My son did not have any of the symptoms of Autism before his vaccines. Then the next day after his 18 month vaccines he was gone. There was nothing else that happened that day.

Punch "post hoc ergo propter hoc" into your favorite search engine.

Sorry Joel I just came back to the string. Carl made a dramatic change after his shots. That is why we know it was the vaccines. Call has every reaction they talk about with the shots. He runs a fever, he gets hot at the injection site, etc etc.
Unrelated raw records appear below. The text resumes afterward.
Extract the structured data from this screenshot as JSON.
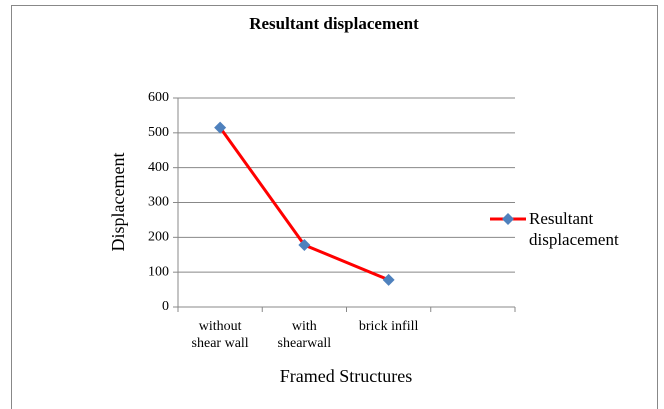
{
  "chart_data": {
    "type": "line",
    "title": "Resultant displacement",
    "xlabel": "Framed Structures",
    "ylabel": "Displacement",
    "categories": [
      "without\nshear wall",
      "with\nshearwall",
      "brick infill",
      null
    ],
    "series": [
      {
        "name": "Resultant displacement",
        "color": "#ff0000",
        "marker_color": "#4f81bd",
        "values": [
          515,
          178,
          78,
          null
        ]
      }
    ],
    "ylim": [
      0,
      600
    ],
    "yticks": [
      0,
      100,
      200,
      300,
      400,
      500,
      600
    ],
    "grid": true,
    "legend": "right"
  }
}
When these little babies have 3 and 4 shots at one time it truly pushes too many chemicals in their bodies.

You hid all the actually relevant information under "etc, etc". If his reactions to the shot was a fever and heat at the injection site, those are very typical reactions that don't necessarily suggest anything else.

Saying he had a dramatic change "after the shots" is an example of post hoc ergo propter hoc. It isn't even evidence of causality, much less justification for believing causality.

"When these little babies have 3 and 4 shots at one time it truly pushes too many chemicals in their bodies." Whether that's true or false, it doesn't justify a belief that a particular thing happened to a particular person. We know smoking increases your risk of cancer, but that doesn't let us say that for a particular person who smoked and then god cancer one caused the other.